Riot police evict students out of halls of residences

Meanwhile, in yet another case of the regime's intransigence, reports emanating from the University of Zimbabwe show that Riot Police have again besieged the campus and have ordered every student out of residences. The administration contends that the students have not paid the top-up fees of $1 million and should therefore be chucked out halls of residence. This latest terror tactic on the students by the government is an indictment on the ruthlessness and vampirism of the state on its own students. The students are due to start exams in a week's time - yet some of the students have nowhere to go in Harare.

Victimisation continues

Abisha Dube, a student activist at the University of Zimbabwe and former Secretary General for the Students' Representative Assembly (SRA) has been suspended from the College for one year. The decision has been endorsed by the Vice-Chancellor, grey-haired Levy Nyagura. He has been suspended on allegations of 'inciting other students to join him in disrupting or possibly looting of the EMD supermarket by banging supermarket doors and making some unnecessary noisy' (sic).

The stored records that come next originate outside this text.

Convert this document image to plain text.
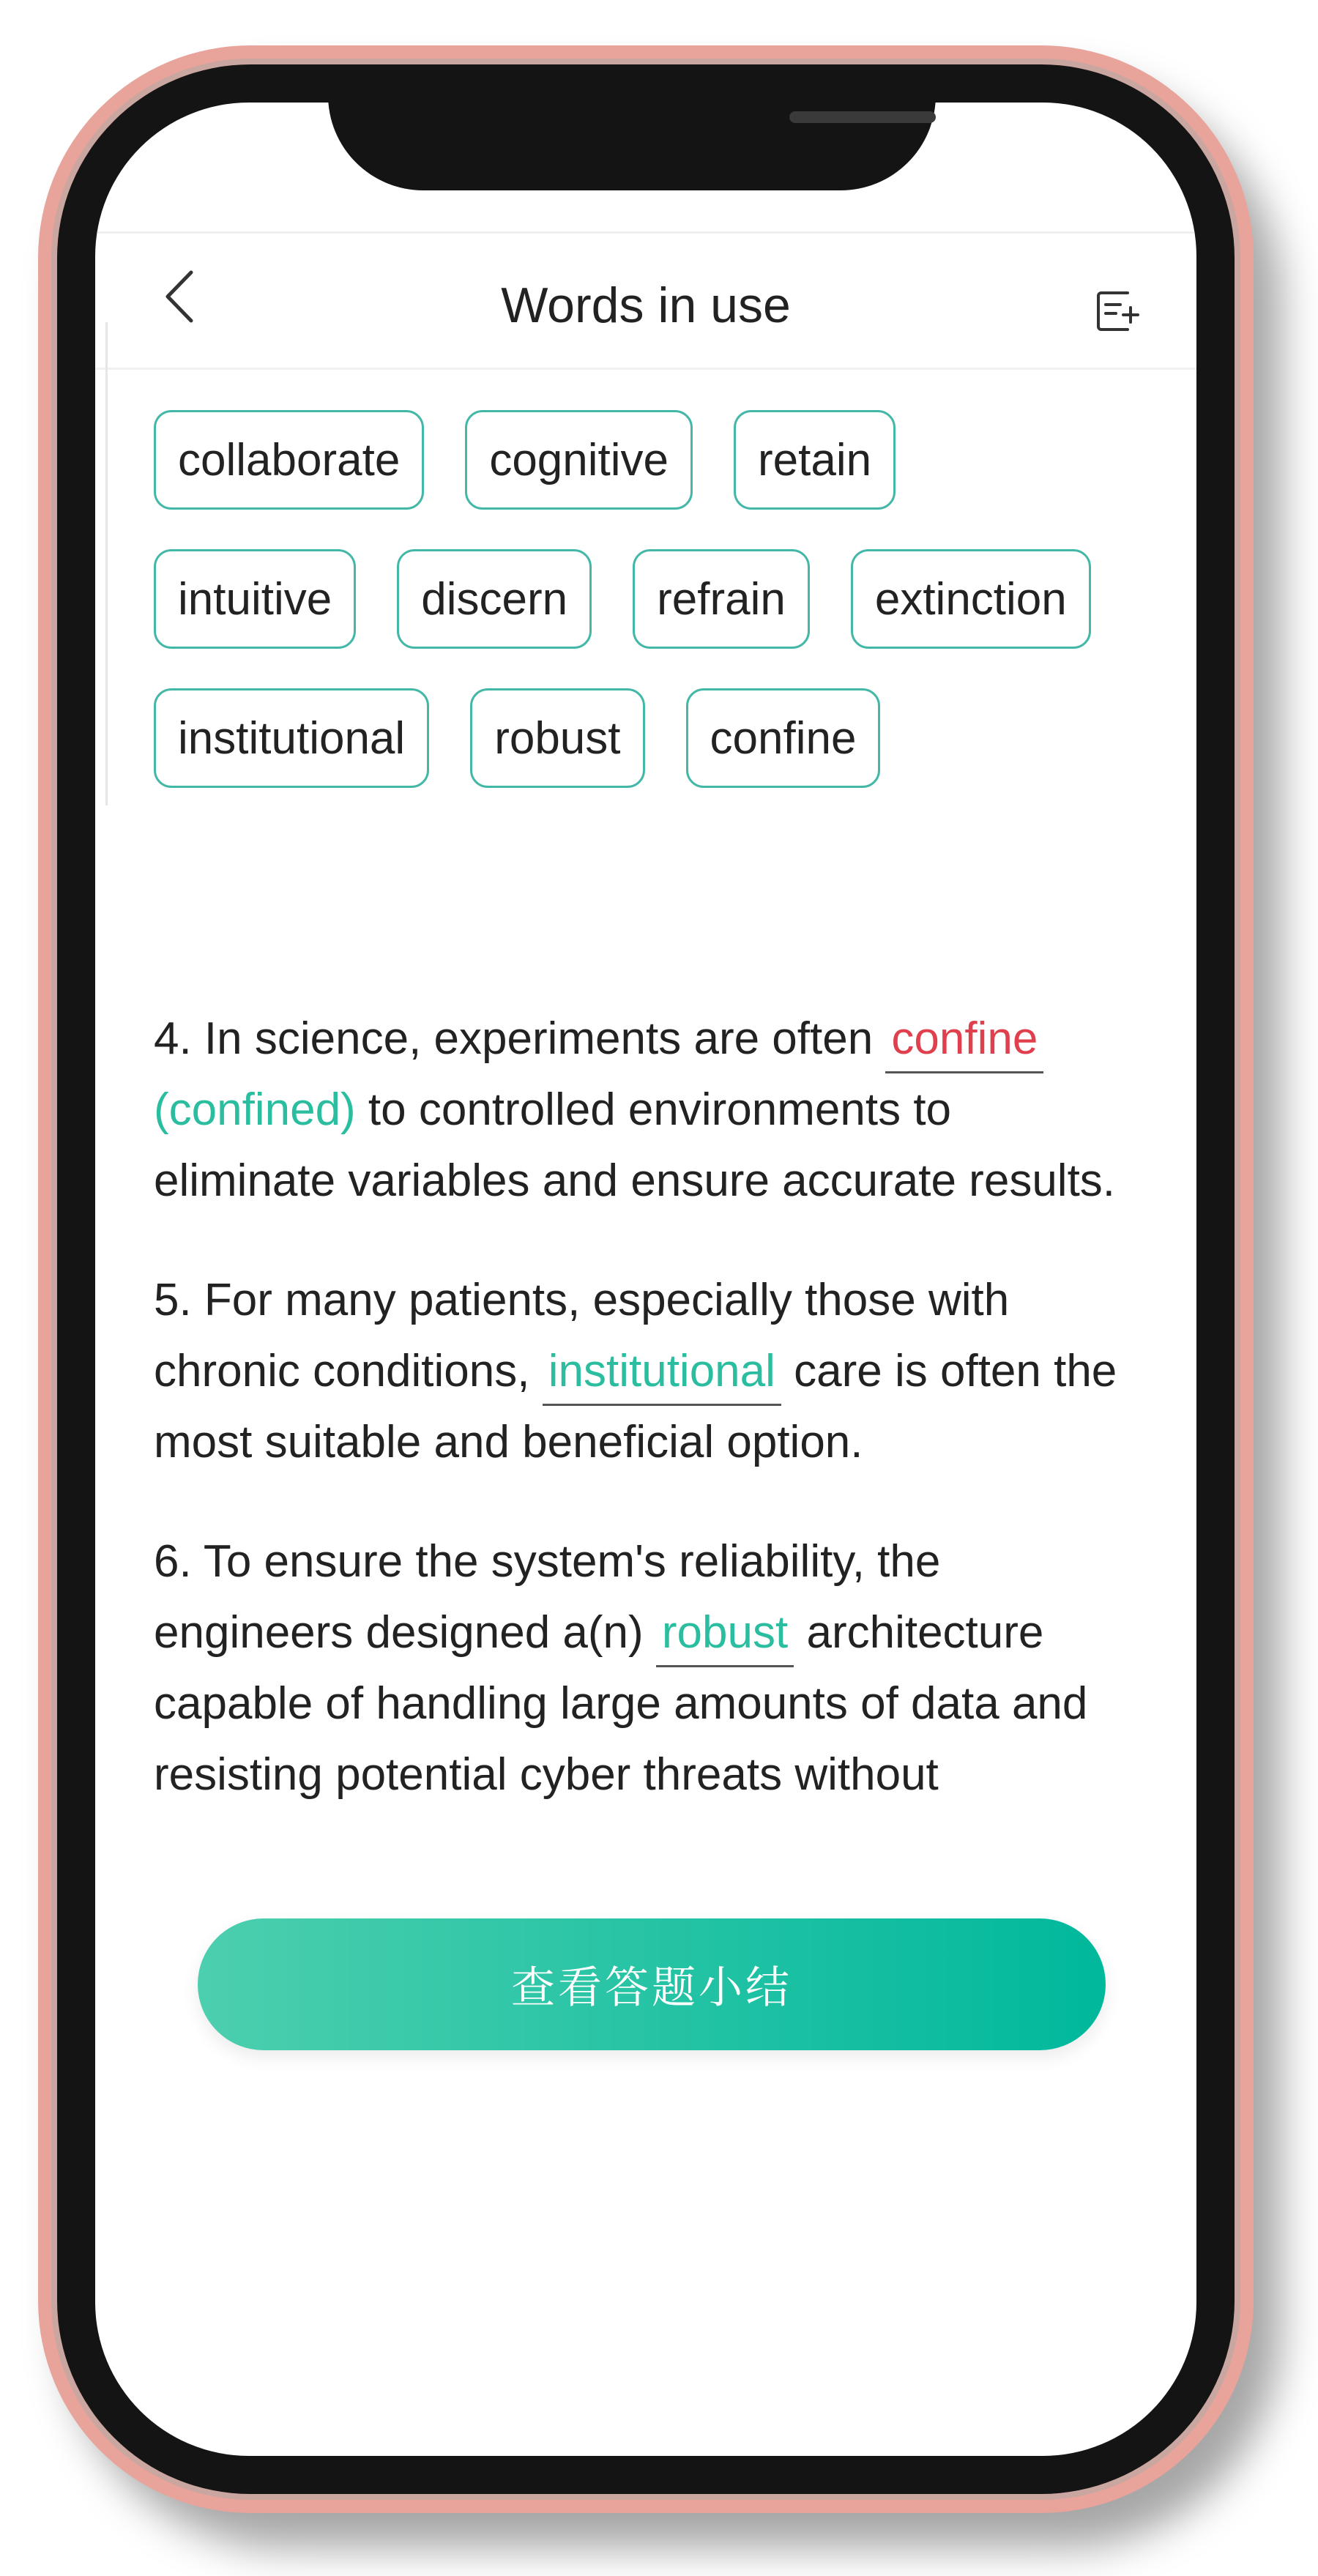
Words in use
collaborate	cognitive	retain
intuitive	discern	refrain	extinction
institutional	robust	confine

4. In science, experiments are often confine (confined) to controlled environments to eliminate variables and ensure accurate results.

5. For many patients, especially those with chronic conditions, institutional care is often the most suitable and beneficial option.

6. To ensure the system's reliability, the engineers designed a(n) robust architecture capable of handling large amounts of data and resisting potential cyber threats without

查看答题小结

Interestingly, Nyagura signs off the letter by claiming the act to suspend Dube is intended 'to help you and all other students to appreciate the need to make this University a reputable institution, reflecting on proper image to the outside world and the University Community'. Yet the image of the University that is inherent to the outside world is that of a University whose lecturers are perennially on strike, a University that has a serious shortage of lecturers (600 instead of 1200), a University that serves its students Sadza and beans on a daily basis and whose infrastructure and general standards are deteriorating at an accelerated pace.